For two days, reports were unclear. We all hoped against hope that Nadia Younes had somehow miraculously survived. It was first confirmed that our outstanding colleague and everyone's charismatic friend Sergio Vieira de Mello was killed. The Special Representative on leave from is post of High Commissioner for Human Rights had about one more month to go in Iraq before returning to Geneva. Very few knew that his equally outstanding Chief of Staff Nadia was also preparing to return to New York to take over as Assistant Secretary-General for General Assembly and Conference Services. The dynamic Brazilian and the irreverent Egyptian -- both unique international civil servants -- made a perfect team beaming with hope, energy and sense of humour. They also shared a work ethic, an unflinching commitment to the objectives of the United Nations. They were workers, not mere networkers. But somehow their performance networked for them. They were among the best that the U.N. system could produce.

They started from different routes at about the same time. Sergio in the office of the High Commissioner for Refugees, and Nadia at U.N. Conference Services and Public Information in New York. Sergio served his first political post with U.N. Forces in South Lebanon where he made lifelong friends; then returned to HCR where he handled emergency refugee problems around the world. That prepared him for the post of Under-Secretary-General for Humanitarian Operations when his former HCR colleague Kofi Annan became Secretary-General. He then handled the U.N. takeover in Kosovo and the establishment of East Timor, returning to Geneva this time as High Commissioner for Human Rights. Nadia made her way up in communications and public information, getting a break as Deputy Spokesman to Secretary-General Javier Perez de Cuellar. Her adaptable human skills were reflected in a close cheerful and effective teamwork with Spokesman Francois Guiliani.
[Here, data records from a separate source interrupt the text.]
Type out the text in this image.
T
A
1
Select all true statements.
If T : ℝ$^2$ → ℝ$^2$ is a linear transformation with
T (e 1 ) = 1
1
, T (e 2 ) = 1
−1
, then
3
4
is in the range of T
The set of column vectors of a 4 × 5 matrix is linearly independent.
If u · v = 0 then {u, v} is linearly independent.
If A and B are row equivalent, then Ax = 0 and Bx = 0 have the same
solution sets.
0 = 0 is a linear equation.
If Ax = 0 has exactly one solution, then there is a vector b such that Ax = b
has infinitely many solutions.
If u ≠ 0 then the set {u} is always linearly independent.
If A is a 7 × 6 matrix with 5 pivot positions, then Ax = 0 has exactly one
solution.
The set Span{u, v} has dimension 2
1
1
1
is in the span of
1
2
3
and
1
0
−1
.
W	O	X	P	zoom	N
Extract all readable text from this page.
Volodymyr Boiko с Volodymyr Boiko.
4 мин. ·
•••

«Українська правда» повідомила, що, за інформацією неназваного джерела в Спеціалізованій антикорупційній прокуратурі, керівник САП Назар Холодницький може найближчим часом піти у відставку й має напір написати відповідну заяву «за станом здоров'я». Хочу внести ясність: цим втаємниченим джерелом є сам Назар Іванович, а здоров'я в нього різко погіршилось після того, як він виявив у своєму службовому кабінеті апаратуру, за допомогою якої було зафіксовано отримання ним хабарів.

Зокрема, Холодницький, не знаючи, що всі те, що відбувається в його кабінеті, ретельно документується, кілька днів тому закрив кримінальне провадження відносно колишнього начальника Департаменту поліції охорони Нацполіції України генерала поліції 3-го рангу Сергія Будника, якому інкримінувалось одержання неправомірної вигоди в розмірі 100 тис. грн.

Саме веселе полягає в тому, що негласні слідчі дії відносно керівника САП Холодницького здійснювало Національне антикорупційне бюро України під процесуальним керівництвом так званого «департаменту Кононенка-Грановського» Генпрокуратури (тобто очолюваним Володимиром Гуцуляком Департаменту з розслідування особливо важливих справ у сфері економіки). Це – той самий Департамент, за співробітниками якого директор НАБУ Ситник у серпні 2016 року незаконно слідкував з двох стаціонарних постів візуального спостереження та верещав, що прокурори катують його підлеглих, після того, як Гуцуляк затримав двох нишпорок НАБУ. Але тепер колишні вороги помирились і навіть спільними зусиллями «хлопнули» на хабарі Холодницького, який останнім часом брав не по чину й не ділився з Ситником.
She was a favourite confidante of that greatest of gentlemen -- Don Javier -- who selected her to travel with him on special missions. She accompanied him during that fateful trip in 1990 to persuade the Iraq dictator to get out of Kuwait in order to avert a looming war. After initial difficulties with his successor and her compatriot, Dr. Boutros-Ghali, Nadia overcame sensitive challenges, going to Rome as Director of the Information Centre (where staff adored her) and returned to New York in a more senior position as Director of Media in the Department of Public Information, then as Chief of Protocol. Distraught by death in the family, she almost gave up her international career except that she received an offer she couldn't refuse. The Director General of the World Health Organization, former Norwegian Prime Minister Brundtland offered her the post of Assistant Director General. She went to Geneva, then joined Sergio in Baghdad.
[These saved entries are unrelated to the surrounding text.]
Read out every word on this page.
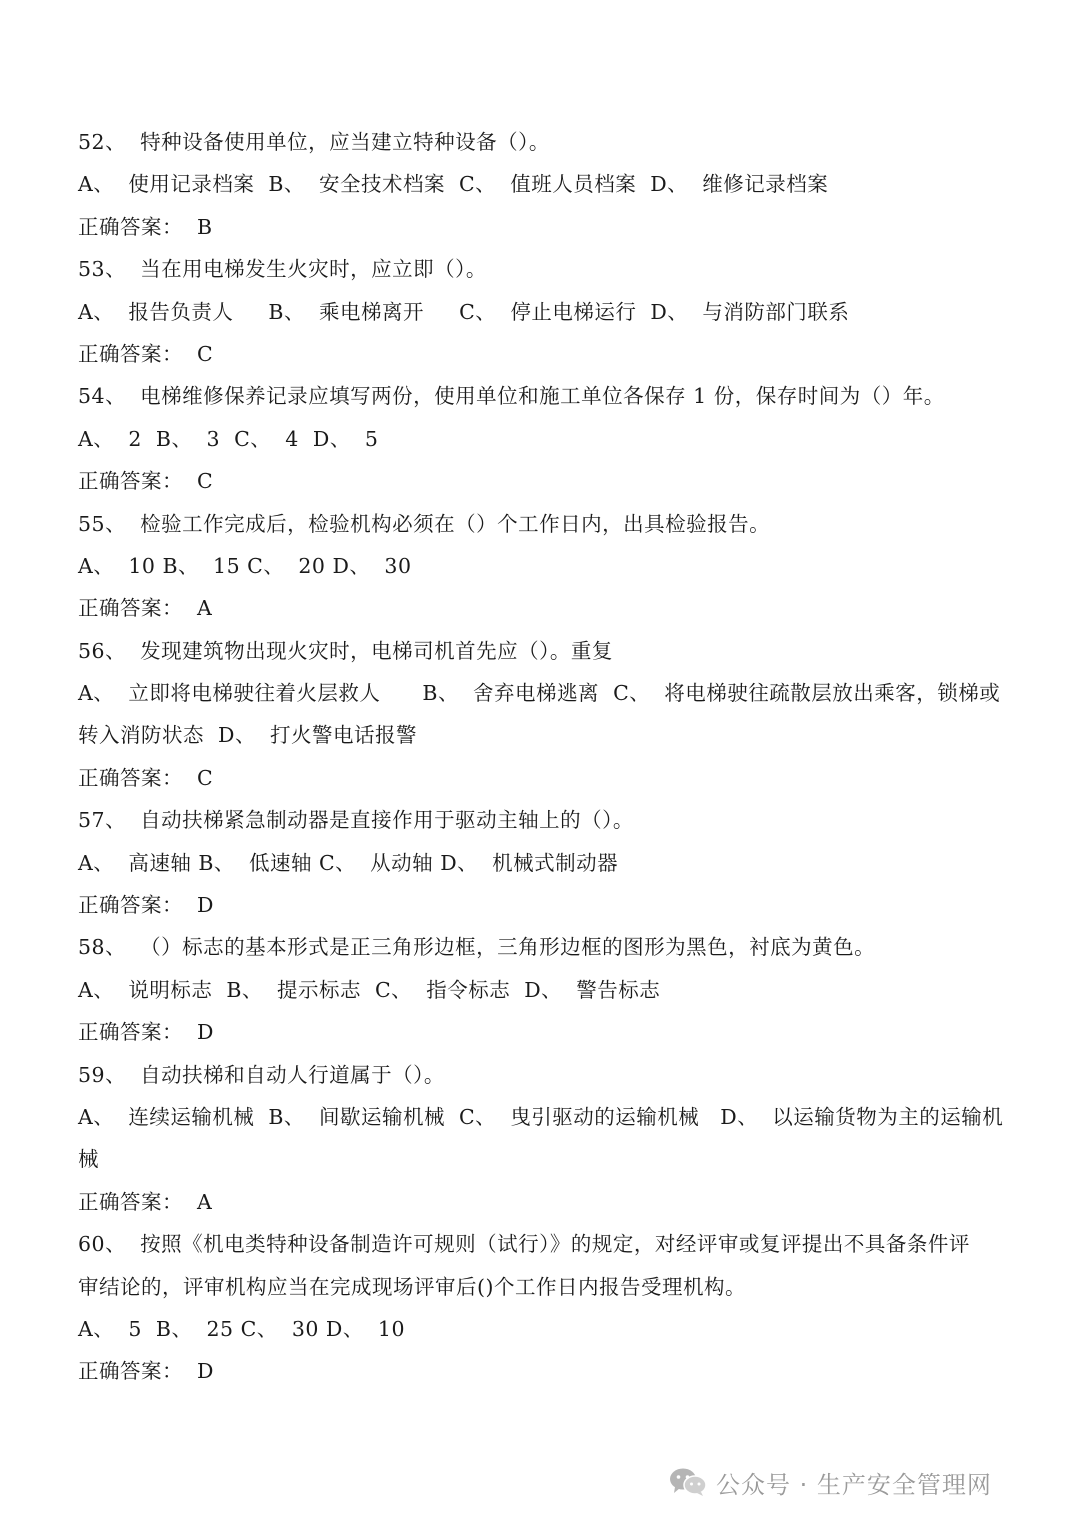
52、  特种设备使用单位，应当建立特种设备（）。
A、  使用记录档案  B、  安全技术档案  C、  值班人员档案  D、  维修记录档案
正确答案：  B
53、  当在用电梯发生火灾时，应立即（）。
A、  报告负责人     B、  乘电梯离开     C、  停止电梯运行  D、  与消防部门联系
正确答案：  C
54、  电梯维修保养记录应填写两份，使用单位和施工单位各保存 1 份，保存时间为（）年。
A、  2  B、  3  C、  4  D、  5
正确答案：  C
55、  检验工作完成后，检验机构必须在（）个工作日内，出具检验报告。
A、  10 B、  15 C、  20 D、  30
正确答案：  A
56、  发现建筑物出现火灾时，电梯司机首先应（）。重复
A、  立即将电梯驶往着火层救人      B、  舍弃电梯逃离  C、  将电梯驶往疏散层放出乘客，锁梯或
转入消防状态  D、  打火警电话报警
正确答案：  C
57、  自动扶梯紧急制动器是直接作用于驱动主轴上的（）。
A、  高速轴 B、  低速轴 C、  从动轴 D、  机械式制动器
正确答案：  D
58、  （）标志的基本形式是正三角形边框，三角形边框的图形为黑色，衬底为黄色。
A、  说明标志  B、  提示标志  C、  指令标志  D、  警告标志
正确答案：  D
59、  自动扶梯和自动人行道属于（）。
A、  连续运输机械  B、  间歇运输机械  C、  曳引驱动的运输机械   D、  以运输货物为主的运输机
械
正确答案：  A
60、  按照《机电类特种设备制造许可规则（试行）》的规定，对经评审或复评提出不具备条件评
审结论的，评审机构应当在完成现场评审后()个工作日内报告受理机构。
A、  5  B、  25 C、  30 D、  10
正确答案：  D
公众号 · 生产安全管理网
Tragedy has more than one face. For the U.N. the tragedy is to lose such special people at its time of perceived decline. For Iraq, it is a loss of those who believed in the potential of one of the oldest societies in the world and in the need to help the Iraqi people to reclaim their identity and achieve their independence. The grief of their families is inconsolable.

For us, their friends and colleagues who worked with them at times of hardships, pain and hope:

Obrigado Sergio.

Shukren Habibti Nadia.

For the affectionate human bond you offered us. For your care when we needed it and for your readily shining smile. You will always be in our memory, always in our thoughts. May your souls rest in peace. We miss you already.